Former district court in Norway

Lyngdal District Court (Lyngdal tingrett) was a district court in Vest-Agder county, Norway. The court was based in the town of Lyngdal. The court existed from 1809 until 2005. It had jurisdiction over the municipalities of Farsund, Hægebostad, and Lyngdal. Cases from this court could be appealed to Agder Court of Appeal.

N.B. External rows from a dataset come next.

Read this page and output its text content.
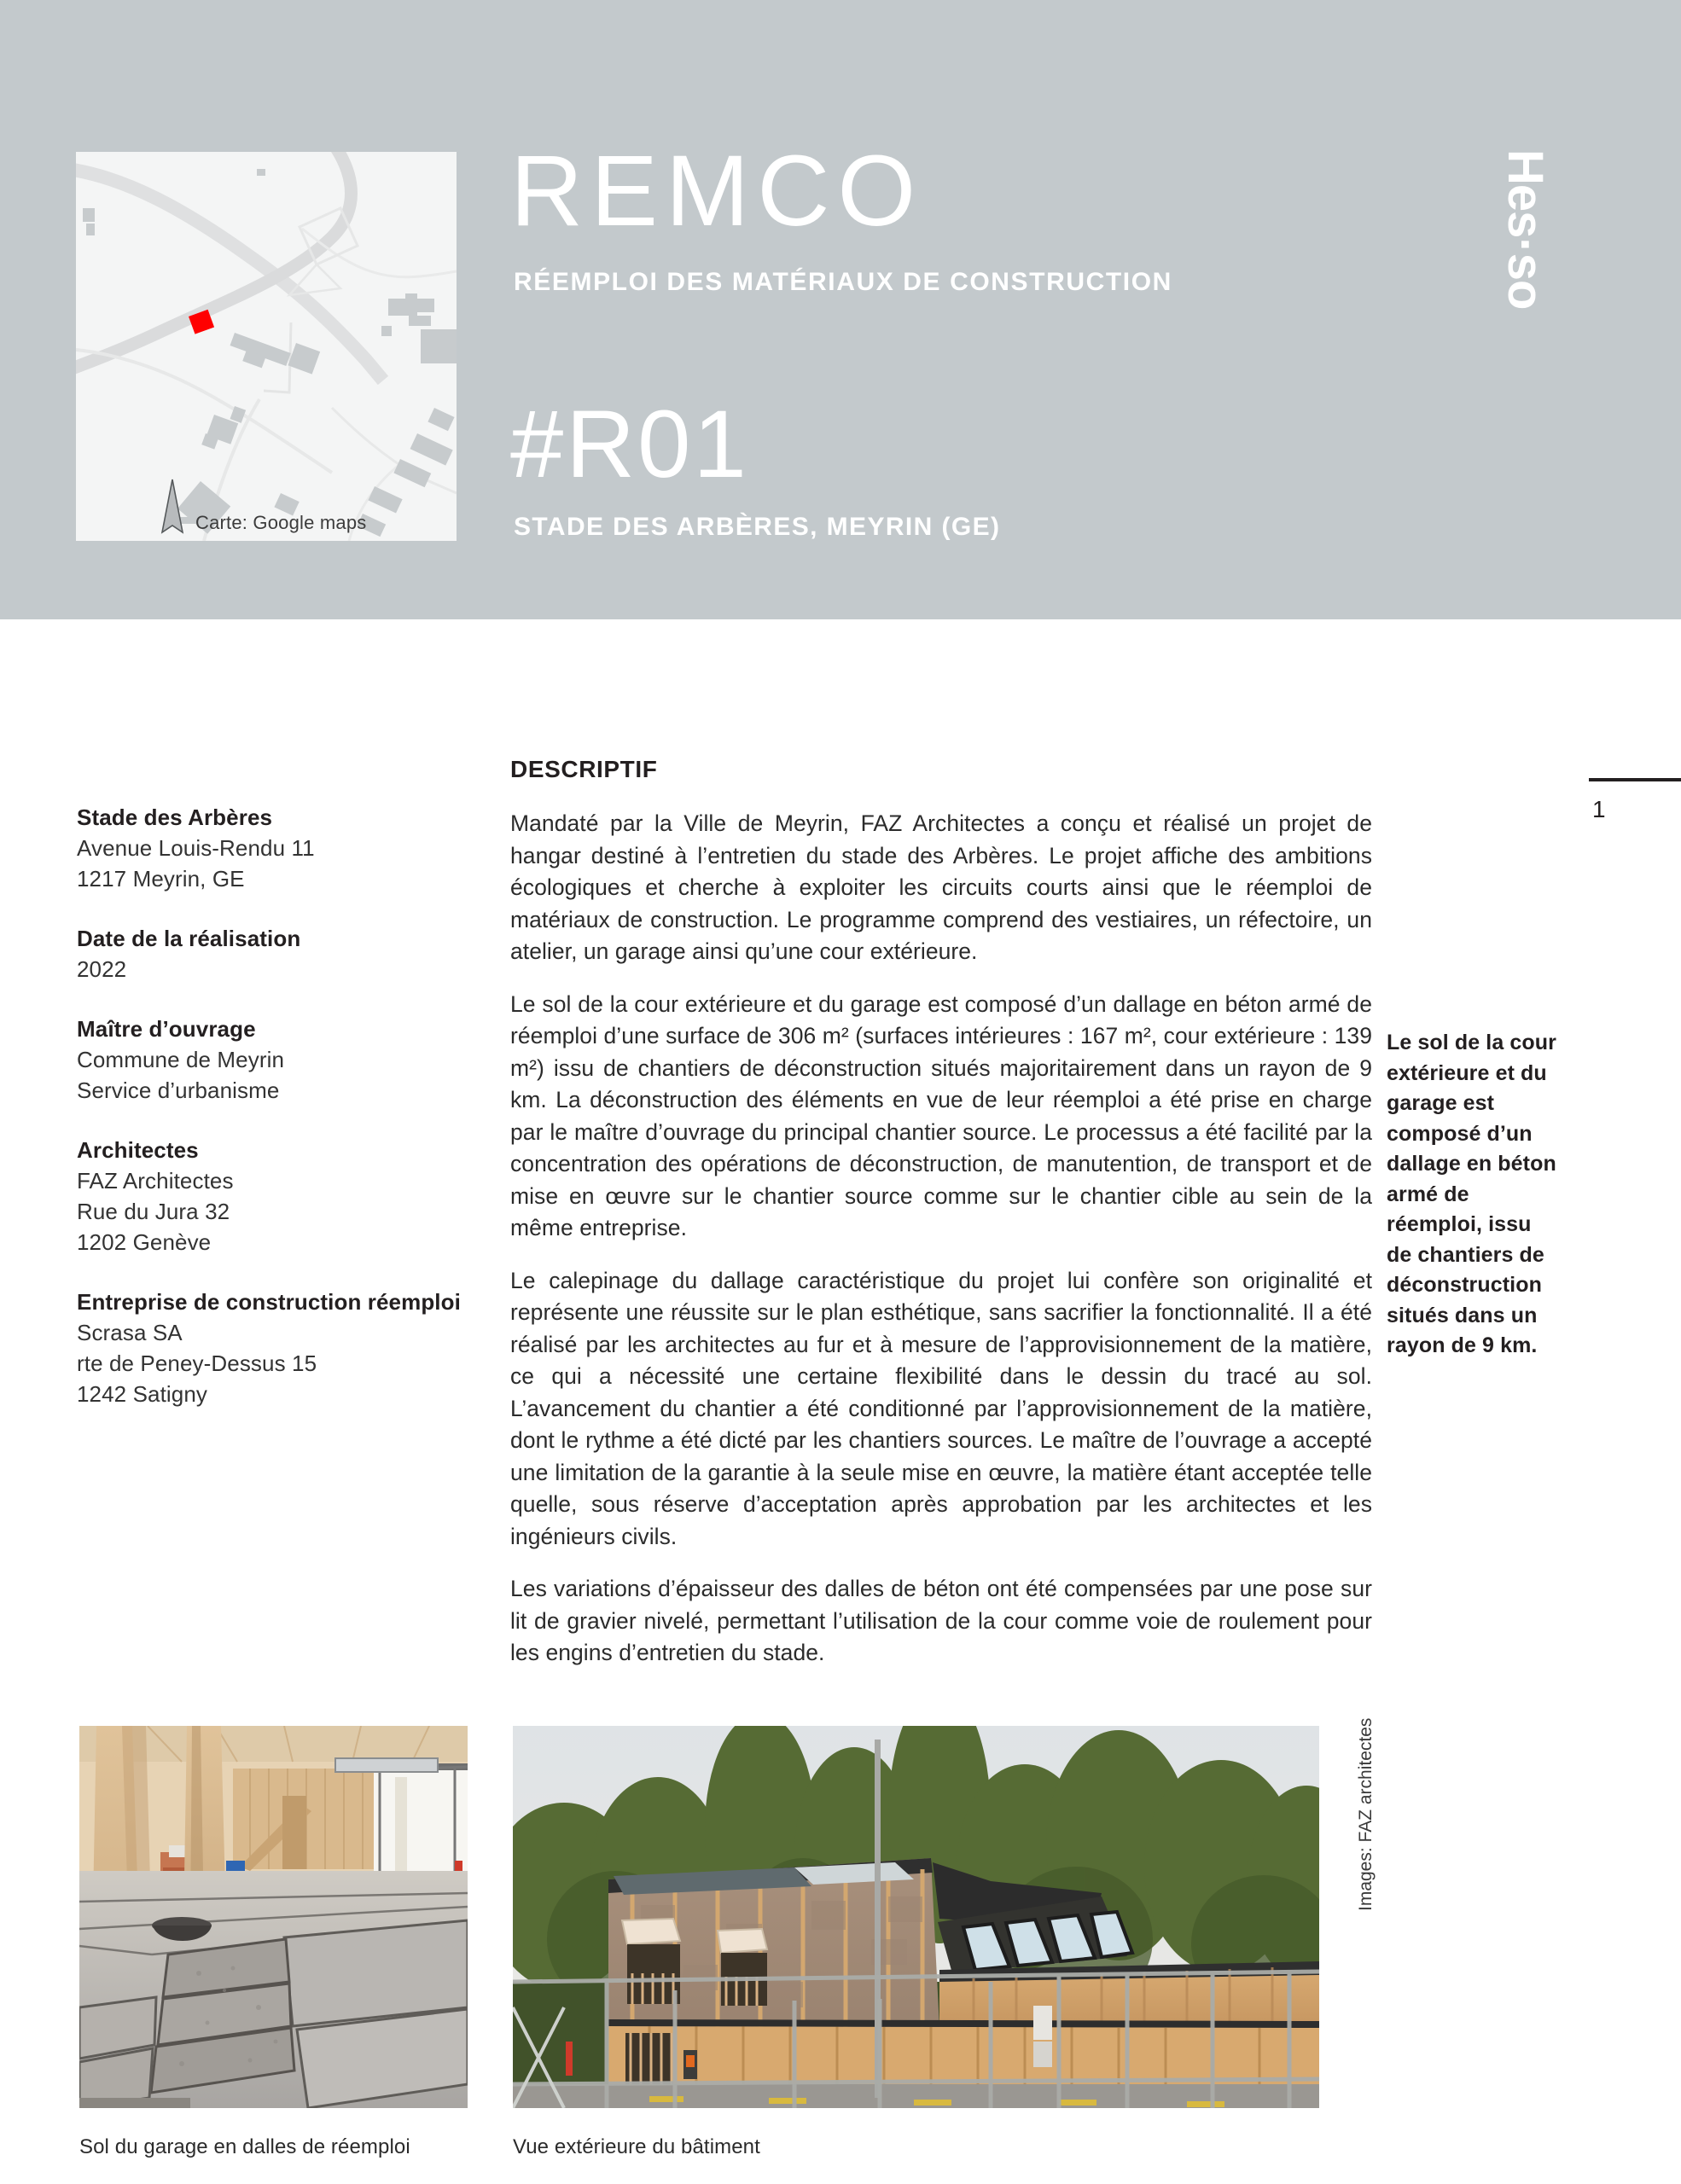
Carte: Google maps
REMCO
RÉEMPLOI DES MATÉRIAUX DE CONSTRUCTION
#R01
STADE DES ARBÈRES, MEYRIN (GE)
Hes·so
Stade des Arbères
Avenue Louis-Rendu 11
1217 Meyrin, GE
Date de la réalisation
2022
Maître d’ouvrage
Commune de Meyrin
Service d’urbanisme
Architectes
FAZ Architectes
Rue du Jura 32
1202 Genève
Entreprise de construction réemploi
Scrasa SA
rte de Peney-Dessus 15
1242 Satigny
DESCRIPTIF

Mandaté par la Ville de Meyrin, FAZ Architectes a conçu et réalisé un projet de hangar destiné à l’entretien du stade des Arbères. Le projet affiche des ambitions écologiques et cherche à exploiter les circuits courts ainsi que le réemploi de matériaux de construction. Le programme comprend des vestiaires, un réfectoire, un atelier, un garage ainsi qu’une cour extérieure.

Le sol de la cour extérieure et du garage est composé d’un dallage en béton armé de réemploi d’une surface de 306 m² (surfaces intérieures : 167 m², cour extérieure : 139 m²) issu de chantiers de déconstruction situés majoritairement dans un rayon de 9 km. La déconstruction des éléments en vue de leur réemploi a été prise en charge par le maître d’ouvrage du principal chantier source. Le processus a été facilité par la concentration des opérations de déconstruction, de manutention, de transport et de mise en œuvre sur le chantier source comme sur le chantier cible au sein de la même entreprise.

Le calepinage du dallage caractéristique du projet lui confère son originalité et représente une réussite sur le plan esthétique, sans sacrifier la fonctionnalité. Il a été réalisé par les architectes au fur et à mesure de l’approvisionnement de la matière, ce qui a nécessité une certaine flexibilité dans le dessin du tracé au sol. L’avancement du chantier a été conditionné par l’approvisionnement de la matière, dont le rythme a été dicté par les chantiers sources. Le maître de l’ouvrage a accepté une limitation de la garantie à la seule mise en œuvre, la matière étant acceptée telle quelle, sous réserve d’acceptation après approbation par les architectes et les ingénieurs civils.

Les variations d’épaisseur des dalles de béton ont été compensées par une pose sur lit de gravier nivelé, permettant l’utilisation de la cour comme voie de roulement pour les engins d’entretien du stade.

Le sol de la cour extérieure et du garage est composé d’un dallage en béton armé de réemploi, issu de chantiers de déconstruction situés dans un rayon de 9 km.
1
Sol du garage en dalles de réemploi	Vue extérieure du bâtiment
Images: FAZ architectes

The court was a court of first instance. Its judicial duties were mainly to settle criminal cases and to resolve civil litigation as well as bankruptcy. The administration and registration tasks of the court included death registration, issuing certain certificates, performing duties of a notary public, and officiating civil wedding ceremonies. Cases from this court were heard by a combination of professional judges and lay judges.

==History==
This court was established on 25 September 1809 when the old Lister District Court was divided in two. The western part of the court's jurisdiction became the Flekkefjord District Court and the eastern part became the Lyngdal District Court. In 1856, the Bjelland and Grindheim areas were transferred from this court to the Mandal District Court. In 1859, Nordre Undal Municipality and Søndre Undal Municipality were transferred from this court to the Mandal District Court. On 1 January 2005, the Lyngdal District Court and Flekkefjord District Court were merged to create the new Lister District Court.